(Bloomberg) — Africa is entering the oil-hunt spotlight as drillers, flush with cash after crude’s recovery, are turning their attention back to the continent’s potentially vast resources.
The world’s biggest companies from Exxon Mobil Corp. to Royal Dutch Shell Plc and BP Plc are setting up camp across Africa. Armed with stronger balance sheets and higher crude prices the industry is on track to double drilling in African waters this year. Rising natural gas demand is adding to the attraction.
“The majors starting to move into these areas for exploration again is probably the first sign of things picking up,” said Adam Pollard, an analyst at consultant Wood MacKenzie Ltd. He said Africa “may be one of the first to get hit when the price goes against explorers, but equally it’s perceived to be one of the places where people are keen to get involved when the price is supportive.”
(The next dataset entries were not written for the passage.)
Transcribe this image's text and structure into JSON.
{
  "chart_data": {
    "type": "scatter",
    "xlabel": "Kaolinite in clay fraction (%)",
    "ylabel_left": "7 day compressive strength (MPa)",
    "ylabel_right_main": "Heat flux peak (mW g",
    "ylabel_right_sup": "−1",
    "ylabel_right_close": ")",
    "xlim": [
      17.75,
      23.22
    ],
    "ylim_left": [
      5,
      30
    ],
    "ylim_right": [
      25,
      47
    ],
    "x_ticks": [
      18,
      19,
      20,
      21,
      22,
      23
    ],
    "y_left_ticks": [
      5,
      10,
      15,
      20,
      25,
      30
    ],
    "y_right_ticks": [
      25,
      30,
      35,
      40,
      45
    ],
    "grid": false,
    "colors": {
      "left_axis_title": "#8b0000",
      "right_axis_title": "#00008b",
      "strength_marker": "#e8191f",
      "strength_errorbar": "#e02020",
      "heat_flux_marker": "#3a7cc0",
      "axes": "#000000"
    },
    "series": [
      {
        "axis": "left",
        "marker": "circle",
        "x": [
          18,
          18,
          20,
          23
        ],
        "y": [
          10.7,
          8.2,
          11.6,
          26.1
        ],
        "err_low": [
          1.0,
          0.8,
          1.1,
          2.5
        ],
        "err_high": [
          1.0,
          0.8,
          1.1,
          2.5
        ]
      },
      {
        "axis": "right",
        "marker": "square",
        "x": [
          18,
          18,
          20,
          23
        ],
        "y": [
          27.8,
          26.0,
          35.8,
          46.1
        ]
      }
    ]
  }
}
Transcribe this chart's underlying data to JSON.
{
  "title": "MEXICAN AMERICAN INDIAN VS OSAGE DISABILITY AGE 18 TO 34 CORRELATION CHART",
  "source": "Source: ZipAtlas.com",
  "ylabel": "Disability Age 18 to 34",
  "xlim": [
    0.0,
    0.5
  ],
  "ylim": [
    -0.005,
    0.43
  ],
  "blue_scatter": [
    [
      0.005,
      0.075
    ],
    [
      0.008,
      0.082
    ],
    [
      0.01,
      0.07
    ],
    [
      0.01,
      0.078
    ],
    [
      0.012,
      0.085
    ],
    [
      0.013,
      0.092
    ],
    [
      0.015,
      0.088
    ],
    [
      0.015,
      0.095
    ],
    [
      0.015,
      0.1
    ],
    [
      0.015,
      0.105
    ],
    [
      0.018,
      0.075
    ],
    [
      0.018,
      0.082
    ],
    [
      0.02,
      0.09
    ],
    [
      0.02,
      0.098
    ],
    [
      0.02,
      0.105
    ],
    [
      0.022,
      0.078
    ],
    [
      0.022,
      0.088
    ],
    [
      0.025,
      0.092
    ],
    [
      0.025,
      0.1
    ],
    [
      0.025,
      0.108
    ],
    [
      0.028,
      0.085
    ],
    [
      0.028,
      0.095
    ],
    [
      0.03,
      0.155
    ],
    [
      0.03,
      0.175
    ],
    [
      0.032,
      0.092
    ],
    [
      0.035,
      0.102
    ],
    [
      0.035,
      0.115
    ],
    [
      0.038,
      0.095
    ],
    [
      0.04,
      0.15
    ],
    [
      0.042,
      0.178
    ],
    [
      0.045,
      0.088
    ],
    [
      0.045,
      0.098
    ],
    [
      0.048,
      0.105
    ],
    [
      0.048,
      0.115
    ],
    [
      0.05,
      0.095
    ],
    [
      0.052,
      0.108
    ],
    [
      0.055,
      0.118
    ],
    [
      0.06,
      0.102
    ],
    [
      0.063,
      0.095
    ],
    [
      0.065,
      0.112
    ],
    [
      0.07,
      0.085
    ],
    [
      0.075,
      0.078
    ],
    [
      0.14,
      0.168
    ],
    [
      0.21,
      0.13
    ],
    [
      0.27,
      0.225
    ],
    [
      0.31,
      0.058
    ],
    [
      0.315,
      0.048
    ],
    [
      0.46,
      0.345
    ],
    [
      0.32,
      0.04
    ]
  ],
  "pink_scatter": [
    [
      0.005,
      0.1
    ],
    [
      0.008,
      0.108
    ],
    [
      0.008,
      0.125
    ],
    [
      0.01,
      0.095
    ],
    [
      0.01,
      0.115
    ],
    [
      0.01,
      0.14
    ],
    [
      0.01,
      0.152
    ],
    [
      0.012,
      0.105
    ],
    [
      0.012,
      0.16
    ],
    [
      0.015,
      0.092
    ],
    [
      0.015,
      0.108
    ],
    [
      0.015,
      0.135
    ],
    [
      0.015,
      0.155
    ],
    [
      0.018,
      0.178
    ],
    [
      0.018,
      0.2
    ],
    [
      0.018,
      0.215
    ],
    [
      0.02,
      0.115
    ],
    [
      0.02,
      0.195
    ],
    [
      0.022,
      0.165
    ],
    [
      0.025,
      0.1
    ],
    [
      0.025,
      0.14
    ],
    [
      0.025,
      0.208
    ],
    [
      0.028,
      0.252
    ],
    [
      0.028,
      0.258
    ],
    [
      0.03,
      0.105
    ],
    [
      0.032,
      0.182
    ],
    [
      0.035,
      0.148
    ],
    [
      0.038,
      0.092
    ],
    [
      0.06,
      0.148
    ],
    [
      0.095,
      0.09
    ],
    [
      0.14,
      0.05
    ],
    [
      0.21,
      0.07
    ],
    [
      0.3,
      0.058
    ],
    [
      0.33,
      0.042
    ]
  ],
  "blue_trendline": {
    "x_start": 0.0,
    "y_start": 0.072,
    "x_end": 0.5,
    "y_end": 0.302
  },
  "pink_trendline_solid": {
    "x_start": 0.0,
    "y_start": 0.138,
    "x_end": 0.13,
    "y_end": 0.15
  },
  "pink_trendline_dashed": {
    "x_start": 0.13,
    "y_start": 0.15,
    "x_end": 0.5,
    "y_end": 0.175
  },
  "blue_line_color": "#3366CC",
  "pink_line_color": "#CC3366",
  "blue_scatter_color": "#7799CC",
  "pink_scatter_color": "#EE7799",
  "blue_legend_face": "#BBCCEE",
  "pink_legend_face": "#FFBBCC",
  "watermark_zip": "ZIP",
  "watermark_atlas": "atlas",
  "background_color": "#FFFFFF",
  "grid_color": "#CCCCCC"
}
There are plenty of signs of a recovery. Rigs working in waters off Africa have increased to the highest in two years, according to Baker Hughes data. Consultant Rystad Energy AS expects 30 offshore exploration wells to be drilled this year compared with 17 last year.
Acquisitions along the west coast, seen as a geological mirror of the other side of the Atlantic where huge discoveries have been made from Guyana to Brazil, have also accelerated. Shell secured its first exploration acreage offshore Mauritania in July and Exxon bought stakes in Namibian fields in August.
Companies drilled almost 100 exploration wells in African waters each year on average from 2011 to 2014, as Brent prices stayed above $100 a barrel, according to Rystad’s data. Then came crude’s slump to nearly $27 in 2016, and spending suffered because the best prospects are in deep waters, making them expensive to drill. The slowdown contributed to declining production.
Oil has since recovered, trading above $77 on Wednesday, making exploration attractive again, according to Tracey Henderson, who has lived through three boom and bust cycles in the continent.
“The more you see the less you tend to get too fussed about” the troughs and crests, Henderson, senior vice president of exploration at Dallas-based Kosmos Energy Ltd., which gets almost all its revenue from Africa, said in an interview.
For companies willing to take the risk, the prize could be significant. There’s a high probability that there’s at least 41 billion barrels of oil and 319 trillion cubic feet of gas yet to be discovered in sub-Saharan Africa, according to a U.S. Geological Survey report of 2016. That’s equivalent to more than five years of the U.S.’s oil consumption and 12 years of gas.
Kosmos used oil’s downturn to buy up licenses. Last year it acquired five offshore blocks in Ivory Coast. At the same time, it also sold stakes in fields in Mauritania and Senegal to BP in 2016, as the British company builds its natural gas business in anticipation of rising demand. Kosmos and BP have said they’re continuing exploration in the assets.
In another part of the continent, London-based Tullow Oil Plc is scheduled to drill a much anticipated well offshore Namibia this month, hoping to revive prospects in the southern African nation that went quiet after at least 14 wells failed to find commercial oil deposits.
They are plenty of prospects and “any discovery will only spark further interest and excitement,” Wood Mackenzie’s Pollard said.
“We always intended to return to exploration but clearly market conditions are now more favorable, and we have the portfolio to return to drilling in a careful and disciplined way,” Tullow’s spokesman George Cazenove said in an email.
Exploration budgets are one of the first to be cut by companies during downturns. But when prices steady, unlocking new reservoirs becomes paramount as they secure future output. Investors value oil firms on how much new reserves they are adding to compensate for what they produce.
“The sense of optimism has definitely taken hold at this point,” Kosmos’s Henderson said.